Normalize adjacent Emph separated by Space?

public inbox archive for pandoc-discuss@googlegroups.com
 help / color / mirror / Atom feed

* Normalize adjacent Emph separated by Space?
@ 2021-12-17  1:25 christi...-Re5JQEeQqe8AvxtiuMwx3w@public.gmane.org
       [not found] ` <c887615c-9a1e-40a5-b6b0-a7bf22c87350n-/JYPxA39Uh5TLH3MbocFFw@public.gmane.org>
  0 siblings, 1 reply; 3+ messages in thread
From: christi...-Re5JQEeQqe8AvxtiuMwx3w@public.gmane.org @ 2021-12-17  1:25 UTC (permalink / raw)
  To: pandoc-discuss


[-- Attachment #1.1: Type: text/plain, Size: 1976 bytes --]



Hi,

I recently have a situation that I want to have adjacent Emph separated by 
Space to be “normalized”, combined to a single Emph. (And variants like 
this.)

--normalize is removed in 
https://github.com/jgm/pandoc/commit/8165014df679338d5bf228d84efc742c5ac39d2 
and I’m not sure if it is related.

Example:

$ echo "*text* *abc*" | pandoc -f markdown -t native
[ Para [ Emph [ Str "text" ] , Space , Emph [ Str "abc" ] ]
]

Is there someway to make it

[ Para [ Emph [ Str "text" , Space , Str "abc" ] ] ]
]

Instead?

Another example is (perhaps generated in a filter)

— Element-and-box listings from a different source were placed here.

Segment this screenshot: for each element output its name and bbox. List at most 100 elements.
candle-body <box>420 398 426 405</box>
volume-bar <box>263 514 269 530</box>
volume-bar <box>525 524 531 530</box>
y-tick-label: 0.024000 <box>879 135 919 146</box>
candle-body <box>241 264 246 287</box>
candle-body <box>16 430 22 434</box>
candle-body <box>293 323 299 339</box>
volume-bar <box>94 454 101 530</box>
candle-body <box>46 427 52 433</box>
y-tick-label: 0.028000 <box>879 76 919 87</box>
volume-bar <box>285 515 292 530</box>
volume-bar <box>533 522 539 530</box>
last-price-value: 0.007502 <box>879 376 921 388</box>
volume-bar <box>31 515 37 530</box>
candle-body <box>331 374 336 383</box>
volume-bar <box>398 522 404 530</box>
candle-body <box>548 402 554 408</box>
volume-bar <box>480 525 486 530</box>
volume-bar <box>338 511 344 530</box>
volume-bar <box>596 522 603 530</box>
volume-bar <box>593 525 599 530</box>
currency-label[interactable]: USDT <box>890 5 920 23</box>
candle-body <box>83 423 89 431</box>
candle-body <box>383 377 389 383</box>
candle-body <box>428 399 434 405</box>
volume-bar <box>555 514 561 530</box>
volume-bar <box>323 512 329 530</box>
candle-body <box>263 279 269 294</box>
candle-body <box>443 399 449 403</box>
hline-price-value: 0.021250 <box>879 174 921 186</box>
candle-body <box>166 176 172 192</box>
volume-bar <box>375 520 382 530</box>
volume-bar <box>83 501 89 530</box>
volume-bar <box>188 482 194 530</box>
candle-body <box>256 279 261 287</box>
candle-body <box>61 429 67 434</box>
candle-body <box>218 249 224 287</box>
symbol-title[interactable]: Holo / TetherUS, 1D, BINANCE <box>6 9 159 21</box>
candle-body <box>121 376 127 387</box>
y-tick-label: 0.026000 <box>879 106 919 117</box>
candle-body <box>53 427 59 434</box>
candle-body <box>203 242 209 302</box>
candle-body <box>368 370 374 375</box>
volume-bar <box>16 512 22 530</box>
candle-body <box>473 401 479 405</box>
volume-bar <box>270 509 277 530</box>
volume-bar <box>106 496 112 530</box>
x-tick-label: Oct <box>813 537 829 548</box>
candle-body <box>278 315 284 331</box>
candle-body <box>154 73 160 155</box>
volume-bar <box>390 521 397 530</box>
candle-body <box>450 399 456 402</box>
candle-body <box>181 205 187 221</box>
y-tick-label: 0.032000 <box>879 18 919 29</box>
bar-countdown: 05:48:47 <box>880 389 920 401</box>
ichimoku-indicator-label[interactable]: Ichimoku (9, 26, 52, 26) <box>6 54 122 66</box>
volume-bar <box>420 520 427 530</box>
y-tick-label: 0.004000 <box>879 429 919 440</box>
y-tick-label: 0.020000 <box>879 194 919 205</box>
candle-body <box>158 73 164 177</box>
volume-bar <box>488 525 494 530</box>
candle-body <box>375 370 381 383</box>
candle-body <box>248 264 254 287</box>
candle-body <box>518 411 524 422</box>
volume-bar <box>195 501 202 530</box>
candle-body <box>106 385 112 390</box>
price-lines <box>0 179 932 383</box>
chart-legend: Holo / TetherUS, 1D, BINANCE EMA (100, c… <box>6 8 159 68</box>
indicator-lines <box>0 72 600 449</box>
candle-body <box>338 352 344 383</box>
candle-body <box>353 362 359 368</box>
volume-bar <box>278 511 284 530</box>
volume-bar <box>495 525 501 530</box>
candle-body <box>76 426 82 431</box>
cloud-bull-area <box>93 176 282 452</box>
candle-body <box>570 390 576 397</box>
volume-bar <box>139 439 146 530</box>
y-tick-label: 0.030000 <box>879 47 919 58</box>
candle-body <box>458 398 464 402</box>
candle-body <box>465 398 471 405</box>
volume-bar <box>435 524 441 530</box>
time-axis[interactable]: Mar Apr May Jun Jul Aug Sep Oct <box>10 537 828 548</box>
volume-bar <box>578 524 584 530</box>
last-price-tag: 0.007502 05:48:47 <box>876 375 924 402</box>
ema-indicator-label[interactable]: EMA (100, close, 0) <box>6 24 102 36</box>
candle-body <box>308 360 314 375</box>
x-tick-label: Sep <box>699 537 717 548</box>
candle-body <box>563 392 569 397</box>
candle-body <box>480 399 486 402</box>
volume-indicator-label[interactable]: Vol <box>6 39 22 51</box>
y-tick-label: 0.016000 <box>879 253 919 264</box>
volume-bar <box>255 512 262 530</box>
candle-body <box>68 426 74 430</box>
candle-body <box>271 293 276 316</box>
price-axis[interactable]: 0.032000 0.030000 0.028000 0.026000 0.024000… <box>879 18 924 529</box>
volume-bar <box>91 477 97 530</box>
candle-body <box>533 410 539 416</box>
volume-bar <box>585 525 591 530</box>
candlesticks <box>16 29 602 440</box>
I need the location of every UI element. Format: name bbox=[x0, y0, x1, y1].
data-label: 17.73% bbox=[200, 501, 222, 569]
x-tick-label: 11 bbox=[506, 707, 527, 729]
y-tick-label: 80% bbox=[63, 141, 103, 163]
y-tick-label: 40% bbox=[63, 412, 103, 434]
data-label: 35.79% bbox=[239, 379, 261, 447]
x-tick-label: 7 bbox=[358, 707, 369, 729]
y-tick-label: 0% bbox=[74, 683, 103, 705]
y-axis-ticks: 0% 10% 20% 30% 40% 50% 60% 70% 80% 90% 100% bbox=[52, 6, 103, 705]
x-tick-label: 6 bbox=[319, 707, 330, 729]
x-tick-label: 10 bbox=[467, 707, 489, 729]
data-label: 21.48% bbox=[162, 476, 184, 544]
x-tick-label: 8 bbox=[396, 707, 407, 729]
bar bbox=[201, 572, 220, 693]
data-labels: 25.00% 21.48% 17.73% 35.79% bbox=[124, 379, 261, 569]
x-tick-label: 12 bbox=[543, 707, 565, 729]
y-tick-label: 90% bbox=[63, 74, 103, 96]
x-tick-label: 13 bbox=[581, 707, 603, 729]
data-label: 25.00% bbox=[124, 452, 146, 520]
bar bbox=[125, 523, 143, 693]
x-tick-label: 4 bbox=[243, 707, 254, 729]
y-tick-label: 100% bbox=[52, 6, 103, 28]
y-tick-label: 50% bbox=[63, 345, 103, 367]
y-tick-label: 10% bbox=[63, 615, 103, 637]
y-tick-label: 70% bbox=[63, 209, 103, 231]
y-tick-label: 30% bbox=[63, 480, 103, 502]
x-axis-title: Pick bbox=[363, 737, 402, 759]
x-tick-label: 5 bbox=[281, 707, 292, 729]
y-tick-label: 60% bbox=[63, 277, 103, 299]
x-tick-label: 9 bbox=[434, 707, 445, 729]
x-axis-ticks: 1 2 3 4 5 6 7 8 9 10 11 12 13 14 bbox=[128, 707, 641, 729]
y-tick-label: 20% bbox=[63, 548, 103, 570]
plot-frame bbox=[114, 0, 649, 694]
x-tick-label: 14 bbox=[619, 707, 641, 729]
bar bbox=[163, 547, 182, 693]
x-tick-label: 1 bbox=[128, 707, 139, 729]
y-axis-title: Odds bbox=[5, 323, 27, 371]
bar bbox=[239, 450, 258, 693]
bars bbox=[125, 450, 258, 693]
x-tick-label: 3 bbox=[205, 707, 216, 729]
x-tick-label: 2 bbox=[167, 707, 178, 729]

[ Para [ Emph [ Str "text " ] , Emph [ Str "abc" ] ]]

Is there some way to normalize it to

[ Para [ Emph [ Str "text" ] , Space, Emph [ Str "abc" ] ]]

When I say “some way”, preferably it is some pandoc flags (for example 
native to markdown then markdown to native is not reliable for the space 
problem above and won’t work to merge adjacent Emph), but even if we’re 
talking about doing it in filter, how to do things like this reliably?

Thanks.

P.S.

Even for

[ Para [ Emph [ Str "text" ] , Emph [ Str "abc" ] ]]

won’t be normalized:

$ echo '[ Para [ Emph [ Str "text" ] , Emph [ Str "abc" ] ]]' | pandoc -f native -t native
[ Para [ Emph [ Str "text" ] , Emph [ Str "abc" ] ] ]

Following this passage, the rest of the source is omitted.